雨の乾いた通りを赤ちょうちんが照らす光景は、確かに「千と千尋」の世界だ。
ここに住んでいる人たちにとってはこれが日常なんだろう。
ヴェネツィアの住人と同じくらい想像しにくい日常だ。
さあ、そろそろ帰りの電車の時間だ。いよいよ台湾旅行の終わりが近づいてきた。
■巻第八 足裏按摩で悶絶するの事
九份からは、瑞芳駅までタクシーが定額で出ていた。
台北まで行きたいなら1000元らしいが、駅までお願いした。
タクシーは夜の峠をすさまじい勢いでかけ降りていった。
そのままの勢いで、駅前の狭い通りにも突っ込んでいく。道路の両側にびっしりと原付が停められていて道幅が実際ヤバイ所にもノーブレーキで行くので、ぼくは、中華版くれいじーたくしーがあったらおもしろいだろうな、とおもいました。
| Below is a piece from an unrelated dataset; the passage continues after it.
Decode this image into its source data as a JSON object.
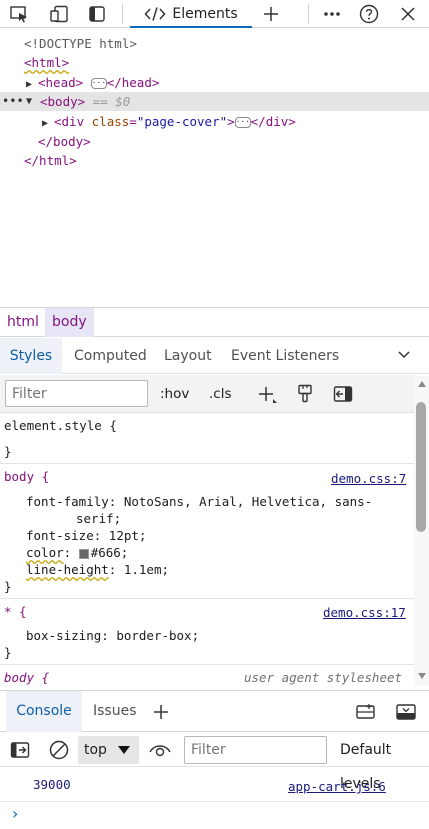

さすがに観光地からの帰りの電車は混んでおり、乗車率150%くらいだった。
もちろん指定席は取れず、あっつい中を押し合いへしあいしながら帰った。
これならクレイジータクシーに1000元払っても良かったかな?
我々は長旅で疲弊した脚力を回復すべく、台北駅近くの足裏マッサージのお店を訪れた。
お店はどこの都会にもありそうな雑居ビルの一角だった。
予約もなく、夜もそこそこ遅かったが、店主は快く日本語で迎えてくれた。
順番を待つ間、足湯をつかって棒になった足をほぐす。
これだけでも相当な脚力が回復した。
だが先客の悲鳴が断続的に聞こえるのがたいへん気にかかる。
僕の順番が訪れ、診察室のようなベッドに横になった。
カーテンを挟んだ隣では、日本人観光客のおねーさんが「無理無理無理無理!」みたいな悲鳴をあげていた。ヤバイ、この隣で大の男が弱音を吐くわけにはいかない。
横になりながら、手渡されたA4用紙のプリントを見る。足裏のマッサージをする箇所に番号が振ってあり、そこがどの臓物に相当するのかが図示されたものだ。なるほど、これを見ながらマッサージしていくのね。
1番から順にマッサージが始まった。緊張が走る。
なかなか強い……だが……耐えられない程では……
隣のおねーさんの手前、情けない声をあげる訳にはゆかぬ。
これくらいなら余裕で……アイエッ……アイエエエ!グワーッ!なんたる激痛!
おっほおおおッ!しゅごいいい!そんな押したら足裏折れちゃうのおおーッ!
8番(胃)!8番しゅごいのおお!9番(腸)もしゅごくて壊れちゃうううーッ!
「……ダイジョブデスカ?」「アッハイ大丈夫です」
さっ!マッサージを続けマショウか……。
2つ隣のあんどう君のリアクションがまったく聞こえないことに気付き、僕は冷静さを取り戻した。
20番……このあたりから下半身関係のポイントが続くな……。
まずい、ここで妙な声をあげたら「君……股間に問題があるのかね?」とか思われてしまう……!
ここはノーリアクションで耐えなければ。
しかしリアクションすまいと思えば思うほど足裏の感覚は研ぎ澄まされる。
しかもわりとくすぐったいポイントで、結果的に「ぬふう」みたいなよりキモい声が漏れてしまうクソミソな結果に終わったのでした。
え?……あ、そうですよね、終わりじゃないですよね、左足もやりますよね。
グワーッ!胃腸!胃腸しゅごいのおおおーッ!!
こうして自分の胃腸の弱さを再確認し、僕らは地下鉄とタクシーでホテルへ帰った。
思えばこの旅は自分の胃腸の弱さを実感してばかりだった気がする。
一足先の真夏の暑さのせいだ、そうに決まっている。
そう自分を納得させて、翌朝、空港行きのシャトルバスに乗り込んだ。